Foucauldian, Deleuze-Guattarian, queer theoretical)
- Clinical perspectives on sexuality and digital media
- Repression and its status today
- Pleasures, unpleasures – Eros and the death drive
- #MeToo and activism against sexualised violence
- The Alt-Right and online misogyny
- Online pornography
- Livestreaming and camming
- Hook-up apps
- The Internet of Things (fertility devices, sex toys, sex robots, etc.)
- Social media
- Games and gaming cultures
- Virtual reality and forms of simulation
Please send abstracts of no longer than 500 words to Jacob Johanssen
((jacob.johanssen /at/ stmarys.ac.uk) <mailto:(jacob.johanssen /at/ stmarys.ac.uk)>)
by 09 September 2019. Accepted full papers will be due in February 2020.
The special issue will be published in December 2020.

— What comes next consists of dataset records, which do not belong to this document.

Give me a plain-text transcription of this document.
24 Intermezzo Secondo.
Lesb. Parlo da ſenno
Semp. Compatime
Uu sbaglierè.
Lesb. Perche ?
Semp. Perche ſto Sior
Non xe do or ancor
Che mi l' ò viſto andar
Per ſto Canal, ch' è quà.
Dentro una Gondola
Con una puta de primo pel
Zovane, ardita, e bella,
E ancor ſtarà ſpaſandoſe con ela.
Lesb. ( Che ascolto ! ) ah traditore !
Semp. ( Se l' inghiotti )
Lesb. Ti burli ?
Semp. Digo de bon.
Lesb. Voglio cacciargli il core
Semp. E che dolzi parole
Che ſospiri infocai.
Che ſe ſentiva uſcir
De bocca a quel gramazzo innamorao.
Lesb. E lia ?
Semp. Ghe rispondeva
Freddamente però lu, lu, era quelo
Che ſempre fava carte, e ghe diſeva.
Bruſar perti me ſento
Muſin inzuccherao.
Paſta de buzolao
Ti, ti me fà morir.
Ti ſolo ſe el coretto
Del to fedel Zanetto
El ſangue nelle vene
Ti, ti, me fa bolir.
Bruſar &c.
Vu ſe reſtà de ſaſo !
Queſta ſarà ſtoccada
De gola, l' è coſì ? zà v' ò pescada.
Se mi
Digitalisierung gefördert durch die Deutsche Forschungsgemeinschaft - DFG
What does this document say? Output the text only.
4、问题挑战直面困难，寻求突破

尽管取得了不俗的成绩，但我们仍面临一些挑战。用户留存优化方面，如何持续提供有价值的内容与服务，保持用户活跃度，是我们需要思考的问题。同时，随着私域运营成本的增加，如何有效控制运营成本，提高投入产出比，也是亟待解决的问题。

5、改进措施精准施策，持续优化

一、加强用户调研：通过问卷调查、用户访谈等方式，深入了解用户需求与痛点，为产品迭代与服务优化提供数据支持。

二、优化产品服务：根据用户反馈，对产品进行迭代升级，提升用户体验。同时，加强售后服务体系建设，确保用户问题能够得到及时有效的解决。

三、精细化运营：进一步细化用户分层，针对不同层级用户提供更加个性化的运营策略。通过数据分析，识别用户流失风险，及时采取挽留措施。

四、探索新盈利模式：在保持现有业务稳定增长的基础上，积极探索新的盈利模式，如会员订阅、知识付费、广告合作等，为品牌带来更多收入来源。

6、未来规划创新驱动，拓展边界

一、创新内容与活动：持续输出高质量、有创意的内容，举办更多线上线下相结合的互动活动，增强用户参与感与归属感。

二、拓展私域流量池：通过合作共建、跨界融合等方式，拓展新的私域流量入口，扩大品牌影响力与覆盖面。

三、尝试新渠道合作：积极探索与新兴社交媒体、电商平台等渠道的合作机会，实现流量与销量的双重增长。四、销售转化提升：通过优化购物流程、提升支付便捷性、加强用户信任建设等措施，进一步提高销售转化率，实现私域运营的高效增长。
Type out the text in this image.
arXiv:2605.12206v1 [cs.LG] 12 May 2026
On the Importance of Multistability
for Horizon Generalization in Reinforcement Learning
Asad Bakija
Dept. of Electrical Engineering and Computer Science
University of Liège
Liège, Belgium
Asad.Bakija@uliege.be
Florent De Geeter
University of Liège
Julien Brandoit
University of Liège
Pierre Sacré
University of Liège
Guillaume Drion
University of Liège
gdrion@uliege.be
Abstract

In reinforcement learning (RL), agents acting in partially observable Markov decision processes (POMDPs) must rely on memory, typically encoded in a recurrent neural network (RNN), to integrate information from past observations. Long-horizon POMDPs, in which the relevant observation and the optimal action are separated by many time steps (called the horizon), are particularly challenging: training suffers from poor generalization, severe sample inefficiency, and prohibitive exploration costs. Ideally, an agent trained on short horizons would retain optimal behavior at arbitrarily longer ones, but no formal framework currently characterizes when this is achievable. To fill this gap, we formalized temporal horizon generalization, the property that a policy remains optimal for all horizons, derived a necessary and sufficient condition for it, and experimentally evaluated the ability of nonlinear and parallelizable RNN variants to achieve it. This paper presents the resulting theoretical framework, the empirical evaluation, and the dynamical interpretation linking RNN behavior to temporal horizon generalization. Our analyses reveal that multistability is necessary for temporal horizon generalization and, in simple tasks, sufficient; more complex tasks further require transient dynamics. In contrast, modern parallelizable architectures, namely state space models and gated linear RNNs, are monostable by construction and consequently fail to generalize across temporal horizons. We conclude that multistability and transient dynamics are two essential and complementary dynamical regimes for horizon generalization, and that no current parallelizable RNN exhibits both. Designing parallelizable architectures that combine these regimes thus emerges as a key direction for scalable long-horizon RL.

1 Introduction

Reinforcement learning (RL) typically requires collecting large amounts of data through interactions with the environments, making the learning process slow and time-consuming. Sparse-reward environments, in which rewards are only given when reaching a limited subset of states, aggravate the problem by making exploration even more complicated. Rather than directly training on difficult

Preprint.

Article length: 6-8,000 words
**
**
*About the journal*
/Psychoanalysis, Culture and Society/is an international, peer-reviewed
journal published by Palgrave
(https://www.palgrave.com/gb/journal/41282). It explores the
intersection between psychoanalysis and the social world. It is a
journal of both clinical and academic relevance which publishes articles
examining the roles that psychoanalysis can play in promoting and
achieving progressive social change and social justice.
Psychoanalysis, Culture & Society benefits a worldwide community of
psychoanalytically informed scholars in the social and political
sciences, media, cultural and literary studies, as well as clinicians
and practitioners who probe the relationship between the social and the
psychic. It is the official journal of the Association for the
Psychoanalysis of Culture & Society.